Pascu

Personal information
- Full name: José Pascual Alba Seva
- Date of birth: 2 April 2000 (age 26)
- Place of birth: Santa Pola, Spain
- Height: 1.84 m (6 ft 0 in)
- Position: Midfielder

Team information
- Current team: Racing Ferrol
- Number: 10

Senior career*
- Years: Team / Apps / (Gls)
- 2018–2020: Valencia Mestalla / 54 / (2)
- 2020–2021: ADO Den Haag / 13 / (0)
- 2021–2022: Dordrecht / 37 / (1)
- 2022–2024: Almere City / 40 / (4)
- 2024–2025: Arenteiro / 37 / (8)
- 2025–: Racing Ferrol / 35 / (5)

International career
- 2018: Spain U18 / 4 / (0)

= Pascu (footballer) =

Spanish footballer (born 2000)

José Pascual Alba Seva (born 2 April 2000), better known as Pascu, is a Spanish professional footballer who plays as a midfielder for Primera Federación club Racing Ferrol.

==Club career==
Pascu is a youth product of Valencia CF, and signed with ADO Den Haag on 24 August 2020. He made his professional debut with ADO Den Haag in a 4–2 Eredivisie loss to Feyenoord on 27 September 2020.

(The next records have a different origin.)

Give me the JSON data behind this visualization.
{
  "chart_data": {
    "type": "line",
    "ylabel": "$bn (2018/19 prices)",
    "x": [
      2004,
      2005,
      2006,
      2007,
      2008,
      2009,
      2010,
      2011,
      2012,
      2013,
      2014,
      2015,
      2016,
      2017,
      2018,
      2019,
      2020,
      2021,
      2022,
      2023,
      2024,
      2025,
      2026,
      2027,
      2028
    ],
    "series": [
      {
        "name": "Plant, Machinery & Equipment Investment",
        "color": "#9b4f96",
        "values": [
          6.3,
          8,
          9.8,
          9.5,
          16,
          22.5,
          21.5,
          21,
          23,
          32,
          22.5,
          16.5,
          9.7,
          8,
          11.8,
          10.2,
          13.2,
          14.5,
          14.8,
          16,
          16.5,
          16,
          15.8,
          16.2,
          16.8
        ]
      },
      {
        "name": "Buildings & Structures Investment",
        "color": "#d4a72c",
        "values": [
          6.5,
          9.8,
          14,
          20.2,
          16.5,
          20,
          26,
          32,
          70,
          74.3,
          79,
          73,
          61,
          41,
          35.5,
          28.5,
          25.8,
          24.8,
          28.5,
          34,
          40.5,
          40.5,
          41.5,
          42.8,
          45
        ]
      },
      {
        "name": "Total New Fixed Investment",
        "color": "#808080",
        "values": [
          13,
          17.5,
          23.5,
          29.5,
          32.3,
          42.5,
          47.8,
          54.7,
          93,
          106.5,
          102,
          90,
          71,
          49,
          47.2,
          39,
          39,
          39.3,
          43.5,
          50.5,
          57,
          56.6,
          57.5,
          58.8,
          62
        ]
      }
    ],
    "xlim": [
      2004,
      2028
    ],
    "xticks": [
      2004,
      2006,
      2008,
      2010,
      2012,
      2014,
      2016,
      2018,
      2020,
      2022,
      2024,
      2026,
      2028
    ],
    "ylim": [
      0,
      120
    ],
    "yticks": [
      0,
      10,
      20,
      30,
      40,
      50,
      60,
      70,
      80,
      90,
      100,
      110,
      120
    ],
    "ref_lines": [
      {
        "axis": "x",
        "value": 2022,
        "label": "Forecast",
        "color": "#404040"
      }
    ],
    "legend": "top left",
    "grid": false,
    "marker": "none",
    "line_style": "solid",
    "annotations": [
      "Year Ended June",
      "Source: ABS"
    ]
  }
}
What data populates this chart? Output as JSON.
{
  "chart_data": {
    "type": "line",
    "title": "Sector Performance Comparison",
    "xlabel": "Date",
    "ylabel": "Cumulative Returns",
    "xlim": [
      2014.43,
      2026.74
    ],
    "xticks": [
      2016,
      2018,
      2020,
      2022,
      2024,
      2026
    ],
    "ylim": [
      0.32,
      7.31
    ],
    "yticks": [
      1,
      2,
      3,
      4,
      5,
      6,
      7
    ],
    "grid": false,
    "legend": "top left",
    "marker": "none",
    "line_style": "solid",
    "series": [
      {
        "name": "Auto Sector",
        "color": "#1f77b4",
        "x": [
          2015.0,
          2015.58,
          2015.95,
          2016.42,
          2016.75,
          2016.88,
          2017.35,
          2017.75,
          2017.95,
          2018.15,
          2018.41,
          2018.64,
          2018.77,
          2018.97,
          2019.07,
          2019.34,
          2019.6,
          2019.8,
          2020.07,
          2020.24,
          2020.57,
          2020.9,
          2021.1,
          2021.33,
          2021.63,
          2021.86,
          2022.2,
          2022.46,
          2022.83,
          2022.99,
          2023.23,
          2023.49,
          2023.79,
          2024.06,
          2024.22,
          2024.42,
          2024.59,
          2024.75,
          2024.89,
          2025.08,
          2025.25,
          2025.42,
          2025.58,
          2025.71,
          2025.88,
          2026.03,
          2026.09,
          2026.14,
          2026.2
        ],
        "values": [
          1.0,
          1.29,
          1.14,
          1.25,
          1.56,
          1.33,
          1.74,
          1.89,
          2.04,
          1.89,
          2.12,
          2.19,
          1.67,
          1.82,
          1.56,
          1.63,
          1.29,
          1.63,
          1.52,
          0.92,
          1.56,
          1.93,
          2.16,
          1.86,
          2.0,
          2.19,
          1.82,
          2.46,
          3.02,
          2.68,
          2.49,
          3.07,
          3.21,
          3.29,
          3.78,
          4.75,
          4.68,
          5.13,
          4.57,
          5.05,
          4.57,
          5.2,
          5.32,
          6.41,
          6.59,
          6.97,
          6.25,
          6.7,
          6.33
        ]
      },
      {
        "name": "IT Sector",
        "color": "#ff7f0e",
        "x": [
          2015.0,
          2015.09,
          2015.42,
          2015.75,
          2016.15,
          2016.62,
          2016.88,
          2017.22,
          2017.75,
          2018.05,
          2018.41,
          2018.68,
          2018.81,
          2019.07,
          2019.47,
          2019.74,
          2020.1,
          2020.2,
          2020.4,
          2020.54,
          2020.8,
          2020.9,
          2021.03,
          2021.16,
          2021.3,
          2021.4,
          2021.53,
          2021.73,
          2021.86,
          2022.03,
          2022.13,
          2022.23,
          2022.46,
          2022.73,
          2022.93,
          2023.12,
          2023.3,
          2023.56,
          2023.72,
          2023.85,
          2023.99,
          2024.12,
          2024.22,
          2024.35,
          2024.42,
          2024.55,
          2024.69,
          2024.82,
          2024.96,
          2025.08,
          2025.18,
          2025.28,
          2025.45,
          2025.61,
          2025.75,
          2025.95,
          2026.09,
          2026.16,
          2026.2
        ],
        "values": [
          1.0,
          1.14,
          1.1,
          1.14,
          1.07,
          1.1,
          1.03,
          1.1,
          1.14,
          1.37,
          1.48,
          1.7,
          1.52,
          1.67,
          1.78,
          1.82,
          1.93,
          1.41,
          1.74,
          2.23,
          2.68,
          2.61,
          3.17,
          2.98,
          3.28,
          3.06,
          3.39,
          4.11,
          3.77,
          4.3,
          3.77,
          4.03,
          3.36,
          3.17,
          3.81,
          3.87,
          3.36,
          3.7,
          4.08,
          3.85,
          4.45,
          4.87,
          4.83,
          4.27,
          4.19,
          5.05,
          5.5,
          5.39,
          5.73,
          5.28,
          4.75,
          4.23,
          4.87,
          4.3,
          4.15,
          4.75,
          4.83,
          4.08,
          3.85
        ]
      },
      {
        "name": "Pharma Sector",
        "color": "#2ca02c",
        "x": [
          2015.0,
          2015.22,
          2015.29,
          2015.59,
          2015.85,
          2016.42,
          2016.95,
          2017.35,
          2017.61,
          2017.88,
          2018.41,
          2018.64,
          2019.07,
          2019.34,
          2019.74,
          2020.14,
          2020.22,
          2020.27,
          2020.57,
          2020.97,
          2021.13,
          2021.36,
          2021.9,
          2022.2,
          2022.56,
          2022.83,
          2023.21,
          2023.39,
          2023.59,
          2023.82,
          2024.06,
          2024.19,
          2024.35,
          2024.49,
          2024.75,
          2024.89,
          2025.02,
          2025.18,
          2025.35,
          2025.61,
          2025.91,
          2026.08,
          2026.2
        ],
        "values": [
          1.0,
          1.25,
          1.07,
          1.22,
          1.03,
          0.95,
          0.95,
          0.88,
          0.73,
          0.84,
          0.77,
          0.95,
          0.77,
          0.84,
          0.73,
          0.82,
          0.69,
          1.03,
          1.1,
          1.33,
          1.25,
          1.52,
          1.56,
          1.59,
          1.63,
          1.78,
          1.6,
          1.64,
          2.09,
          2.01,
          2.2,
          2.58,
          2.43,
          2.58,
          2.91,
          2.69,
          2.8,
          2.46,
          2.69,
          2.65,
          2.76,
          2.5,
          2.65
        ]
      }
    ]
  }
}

On 9 July 2021, he joined Dordrecht in the Dutch second-tier Eerste Divisie. After a successful season in which he made 37 appearances and scored once, Pascu signed a two-year contract with an option of an additional year with league rivals Almere City. He was released by the club at the end of the 2023–24 season.

==International career==
Pascu is a youth international for Spain, having represented the Spain U18s at the 2018 Mediterranean Games.